In the first case of its kind, a group of South Koreans filed a lawsuit against the state on Friday demanding the spirits of their family members currently enshrined at Tokyo's Yasukuni Shrine be separated from other war dead.

The group, 90 former soldiers and civilian workers of the Imperial Japanese Army and 162 bereaved family members, also demanded 2.46 billion yen in compensation in a suit filed with the Tokyo District Court.

Yasukuni Shrine, widely seen as a bastion of wartime government-sponsored Shintoism and a symbol of Japanese militarism, is often the center of controversy. It is a memorial to the estimated 2.4 million Japanese personnel and officials who have died in wars since 1853.
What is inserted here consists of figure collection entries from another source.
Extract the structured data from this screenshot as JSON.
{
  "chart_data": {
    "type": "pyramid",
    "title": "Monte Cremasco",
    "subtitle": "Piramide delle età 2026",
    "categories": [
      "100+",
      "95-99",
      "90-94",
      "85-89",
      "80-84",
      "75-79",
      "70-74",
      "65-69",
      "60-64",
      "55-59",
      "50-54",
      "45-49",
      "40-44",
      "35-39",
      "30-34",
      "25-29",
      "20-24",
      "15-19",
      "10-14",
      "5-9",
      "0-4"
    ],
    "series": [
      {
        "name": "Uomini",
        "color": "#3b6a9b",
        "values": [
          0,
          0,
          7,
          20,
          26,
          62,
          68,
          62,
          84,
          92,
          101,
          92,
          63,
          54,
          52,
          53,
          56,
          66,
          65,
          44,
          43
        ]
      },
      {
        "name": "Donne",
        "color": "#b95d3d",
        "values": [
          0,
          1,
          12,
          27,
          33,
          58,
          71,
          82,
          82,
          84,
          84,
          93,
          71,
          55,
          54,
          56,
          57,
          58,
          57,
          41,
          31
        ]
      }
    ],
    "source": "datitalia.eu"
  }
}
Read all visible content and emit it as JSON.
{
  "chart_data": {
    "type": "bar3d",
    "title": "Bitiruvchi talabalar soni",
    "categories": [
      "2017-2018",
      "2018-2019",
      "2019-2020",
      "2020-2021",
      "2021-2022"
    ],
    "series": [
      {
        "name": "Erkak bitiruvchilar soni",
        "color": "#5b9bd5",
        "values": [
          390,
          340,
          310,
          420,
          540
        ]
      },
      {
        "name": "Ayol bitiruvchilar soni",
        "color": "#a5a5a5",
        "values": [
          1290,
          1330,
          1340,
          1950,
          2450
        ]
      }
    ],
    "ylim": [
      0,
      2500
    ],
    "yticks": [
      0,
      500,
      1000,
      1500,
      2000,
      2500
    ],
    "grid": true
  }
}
Attorneys for the plaintiffs said it was contradictory to enshrine victims and aggressors together as war heroes, adding they hoped to clarify Japan's wartime responsibility through the suit. Koreans were conscripted en masse by Japan, which had colonized the Korean Peninsula.

The suit maintains the state's decision to enshrine war dead at Yasukuni is unconstitutional because it goes against the separation of the church and state and infringes upon human rights by ignoring the victims' will.

The group also demanded research be conducted into the situations surrounding the deaths of their family members and the return of their remains, since some families never received a death notice.